Тогда Джек хватает руку капитана и прижимает ее к своей накладной груди; Феб никак не реагирует – мало ли безгрудых женщин, в самом деле. Тогда Джек хватает его другую руку и сует ее себе между ног. Феб оборачивается в зал и ошалело смотрит на зрителей округлившимися глазами, а Джек что-то шепчет ему на ухо. После этого они хором поют песню, сочиненную Бруно Литкинсом специально для гей-версии «Горбуна», под названием «Такой же, как я, малышка», на мотив Боба Дилана «Но это не я, малышка». Джек отлично знал репертуар Боба и сорвал аплодисменты.

Вечером того дня, когда Джек узнал про гонорею, состоялось очередное представление «Гея-горбуна», и в тот раз ему было что шепнуть на ухо капитану Фебу, пока тот ощупывал его пенис.

– Спасибо за триппер, малышка! – вот что шепнул Джек.
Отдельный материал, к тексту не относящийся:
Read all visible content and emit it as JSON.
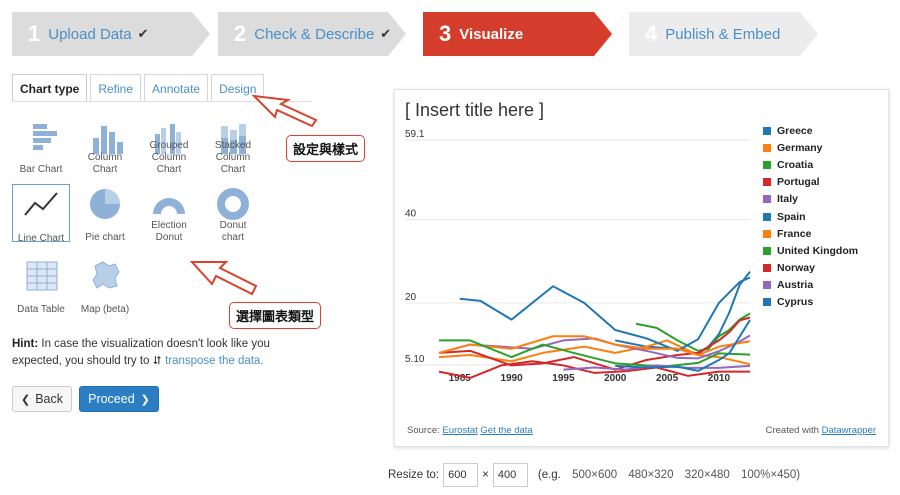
{
  "steps": [
    {
      "num": "1",
      "label": "Upload Data",
      "check": "✔"
    },
    {
      "num": "2",
      "label": "Check & Describe",
      "check": "✔"
    },
    {
      "num": "3",
      "label": "Visualize",
      "check": ""
    },
    {
      "num": "4",
      "label": "Publish & Embed",
      "check": ""
    }
  ],
  "tabs": [
    "Chart type",
    "Refine",
    "Annotate",
    "Design"
  ],
  "chart_types": [
    {
      "label1": "Bar Chart",
      "label2": ""
    },
    {
      "label1": "Column",
      "label2": "Chart"
    },
    {
      "label1": "Grouped",
      "label2": "Column Chart"
    },
    {
      "label1": "Stacked",
      "label2": "Column Chart"
    },
    {
      "label1": "Line Chart",
      "label2": ""
    },
    {
      "label1": "Pie chart",
      "label2": ""
    },
    {
      "label1": "Election",
      "label2": "Donut"
    },
    {
      "label1": "Donut",
      "label2": "chart"
    },
    {
      "label1": "Data Table",
      "label2": ""
    },
    {
      "label1": "Map (beta)",
      "label2": ""
    }
  ],
  "annotations": {
    "settings_style": "設定與樣式",
    "choose_chart_type": "選擇圖表類型"
  },
  "hint": {
    "bold": "Hint:",
    "text": "In case the visualization doesn't look like you expected, you should try to",
    "link": "transpose the data."
  },
  "buttons": {
    "back": "Back",
    "proceed": "Proceed"
  },
  "chart": {
    "title": "[ Insert title here ]",
    "source_label": "Source:",
    "source_link": "Eurostat",
    "get_data": "Get the data",
    "created_with": "Created with",
    "datawrapper": "Datawrapper"
  },
  "resize": {
    "label": "Resize to:",
    "width": "600",
    "times": "×",
    "height": "400",
    "eg": "(e.g.",
    "presets": [
      "500×600",
      "480×320",
      "320×480",
      "100%×450)"
    ]
  },
  "colors": {
    "accent_red": "#d43d2b",
    "link_blue": "#4a90c8"
  },
  "chart_data": {
    "type": "line",
    "title": "[ Insert title here ]",
    "y_ticks": [
      "59.1",
      "40",
      "20",
      "5.10"
    ],
    "x_ticks": [
      "1985",
      "1990",
      "1995",
      "2000",
      "2005",
      "2010"
    ],
    "xlim": [
      1983,
      2013
    ],
    "ylim": [
      5.1,
      59.1
    ],
    "series": [
      {
        "name": "Greece",
        "color": "#1f77b4",
        "x": [
          2000,
          2003,
          2006,
          2008,
          2009,
          2010,
          2011,
          2012,
          2013
        ],
        "y": [
          11,
          9.5,
          9,
          7.8,
          9.5,
          12.5,
          17.7,
          24.3,
          27.5
        ]
      },
      {
        "name": "Germany",
        "color": "#ff7f0e",
        "x": [
          1983,
          1986,
          1990,
          1993,
          1997,
          2000,
          2003,
          2005,
          2008,
          2010,
          2013
        ],
        "y": [
          7,
          7.5,
          6,
          8,
          9.5,
          8,
          9.5,
          11,
          7.5,
          7,
          5.3
        ]
      },
      {
        "name": "Croatia",
        "color": "#2ca02c",
        "x": [
          2002,
          2004,
          2006,
          2008,
          2009,
          2010,
          2011,
          2012,
          2013
        ],
        "y": [
          15,
          14,
          11,
          8.5,
          9,
          12,
          13.5,
          16,
          17.5
        ]
      },
      {
        "name": "Portugal",
        "color": "#d62728",
        "x": [
          1983,
          1986,
          1990,
          1993,
          1996,
          2000,
          2003,
          2006,
          2008,
          2010,
          2011,
          2012,
          2013
        ],
        "y": [
          8,
          8.5,
          5,
          5.5,
          7,
          4,
          6.3,
          7.5,
          8,
          11,
          13,
          15.8,
          16.5
        ]
      },
      {
        "name": "Italy",
        "color": "#9467bd",
        "x": [
          1983,
          1986,
          1989,
          1992,
          1995,
          1998,
          2000,
          2003,
          2006,
          2008,
          2010,
          2012,
          2013
        ],
        "y": [
          8,
          10,
          9.5,
          9,
          11,
          11.5,
          10,
          8.5,
          6.8,
          6.7,
          8.4,
          10.7,
          12.2
        ]
      },
      {
        "name": "Spain",
        "color": "#1f77b4",
        "x": [
          1985,
          1987,
          1990,
          1994,
          1997,
          2000,
          2003,
          2006,
          2008,
          2010,
          2012,
          2013
        ],
        "y": [
          21,
          20.5,
          16,
          24,
          20,
          13.5,
          11.5,
          8.5,
          11.3,
          20,
          25,
          26.1
        ]
      },
      {
        "name": "France",
        "color": "#ff7f0e",
        "x": [
          1983,
          1986,
          1990,
          1994,
          1997,
          2000,
          2003,
          2006,
          2008,
          2010,
          2013
        ],
        "y": [
          8,
          10,
          9,
          12,
          12,
          10,
          9,
          9,
          7.5,
          9.5,
          10.8
        ]
      },
      {
        "name": "United Kingdom",
        "color": "#2ca02c",
        "x": [
          1983,
          1986,
          1990,
          1993,
          1996,
          2000,
          2003,
          2005,
          2008,
          2010,
          2013
        ],
        "y": [
          11,
          11,
          7,
          10,
          8,
          5.5,
          5,
          4.8,
          5.6,
          7.9,
          7.6
        ]
      },
      {
        "name": "Norway",
        "color": "#d62728",
        "x": [
          1983,
          1986,
          1989,
          1992,
          1995,
          1998,
          2001,
          2004,
          2007,
          2010,
          2013
        ],
        "y": [
          3.5,
          2,
          5,
          6,
          5,
          3.2,
          3.6,
          4.5,
          2.5,
          3.5,
          3.5
        ]
      },
      {
        "name": "Austria",
        "color": "#9467bd",
        "x": [
          1995,
          1998,
          2001,
          2004,
          2007,
          2010,
          2013
        ],
        "y": [
          4,
          4.5,
          4,
          5,
          4.4,
          4.4,
          4.9
        ]
      },
      {
        "name": "Cyprus",
        "color": "#1f77b4",
        "x": [
          2000,
          2003,
          2006,
          2008,
          2010,
          2011,
          2012,
          2013
        ],
        "y": [
          4.9,
          4.5,
          4.7,
          3.7,
          6.3,
          7.9,
          11.9,
          15.9
        ]
      }
    ]
  }
}
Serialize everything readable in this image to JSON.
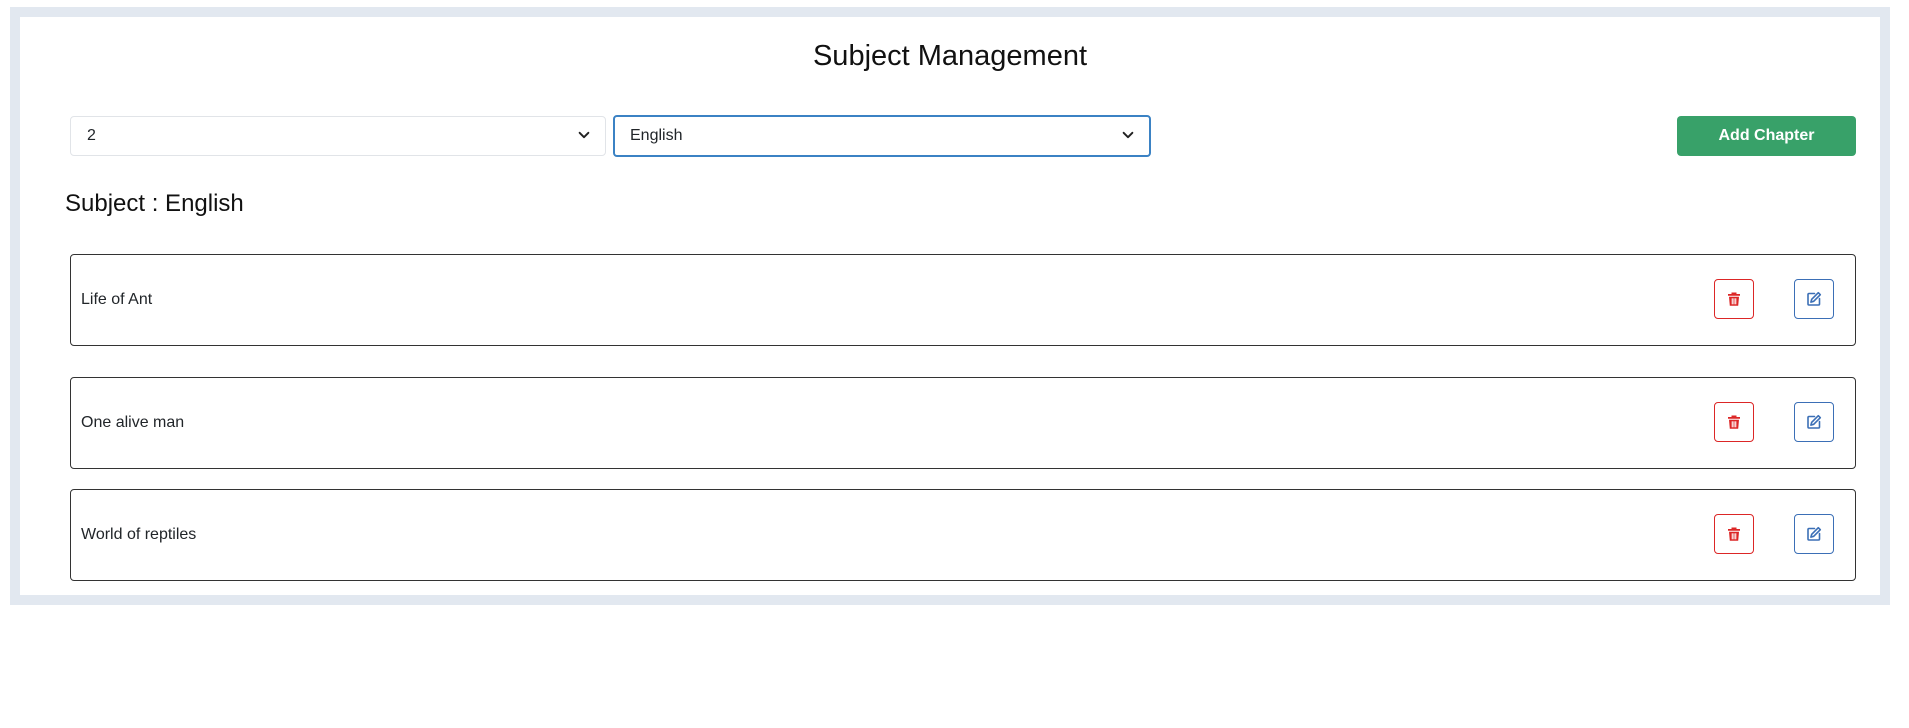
{
  "page": {
    "title": "Subject Management"
  },
  "filters": {
    "class_select_value": "2",
    "subject_select_value": "English"
  },
  "toolbar": {
    "add_chapter_label": "Add Chapter"
  },
  "subject": {
    "heading": "Subject : English"
  },
  "chapters": [
    {
      "name": "Life of Ant"
    },
    {
      "name": "One alive man"
    },
    {
      "name": "World of reptiles"
    }
  ],
  "colors": {
    "accent_green": "#38a169",
    "delete_red": "#dc2626",
    "edit_blue": "#3b6fb6",
    "focus_blue": "#3b82c4",
    "frame_border": "#e2e8f0"
  },
  "icons": {
    "select_chevron": "chevron-down-icon",
    "delete": "trash-icon",
    "edit": "edit-icon"
  }
}
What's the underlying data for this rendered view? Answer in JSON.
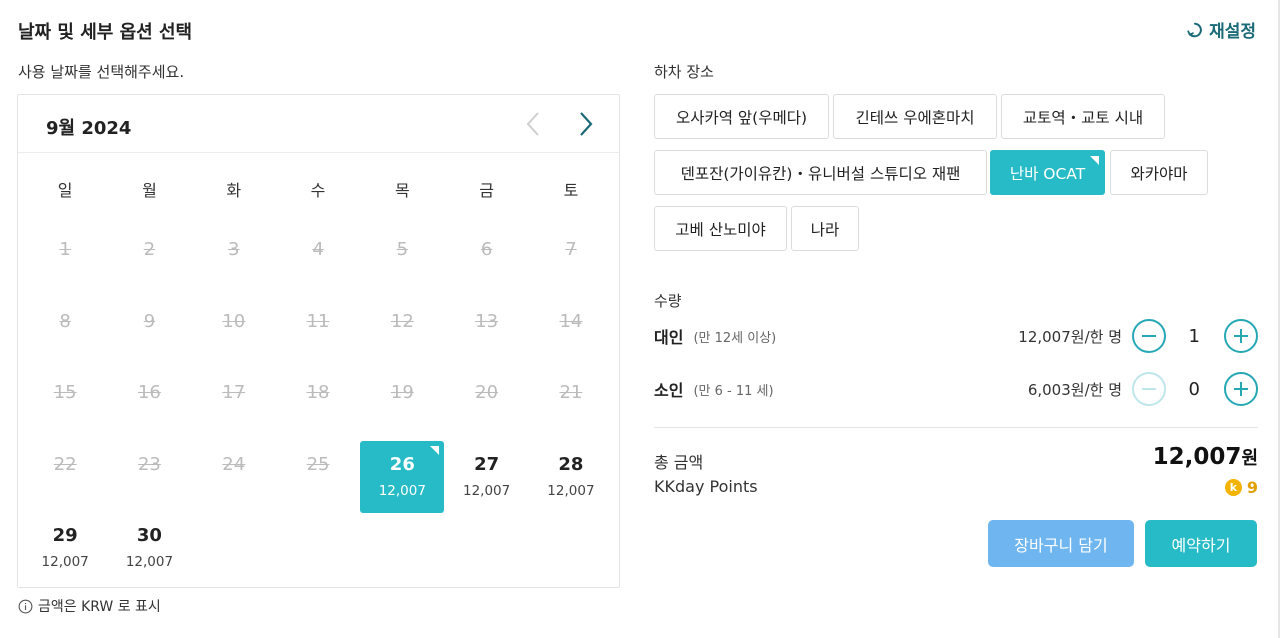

Услышанное произвело на Феба неизгладимое впечатление, и взгляд, которым он окинул аудиторию, был более ошарашенный, чем обычно. Каждый вечер зал ахал – боже мой, у Эсмеральды, оказывается, есть пенис! Впрочем, зал уже это знает – Джек-Эсмеральда еще прежде обнажает «суть дела» перед отцом Фролло, полагая, что тем самым избавит себя от ухаживаний священника, и не понимая, что если того разозлить, он пойдет до конца и добьется, чтобы Эсмеральду повесили.

Но в ту ночь капитан Феб так посмотрел в зал, что пьесу пришлось остановить на целую минуту – зрители встали и устроили ему овацию.

– Ты, конечно, герой, но если в следующий раз сумеешь чуть меньше гримасничать, я скажу тебе спасибо, – так обратился к капитану Бруно Литкинс после представления, а Джек в этот же миг улыбнулся ему до ушей, как еще ни разу не улыбалась Эсмеральда. Феб хорошо понимал, что стоит Джеку только захотеть, и он вышибет из него последнее дерьмо.

Но Джек лишь играл – на самом деле он был благодарен Фебу, ведь в результате всей этой истории Клаудия испытывала чувство вины. Да и сам Джек уже не чувствовал, что ответственность за расставание лежит на нем одном.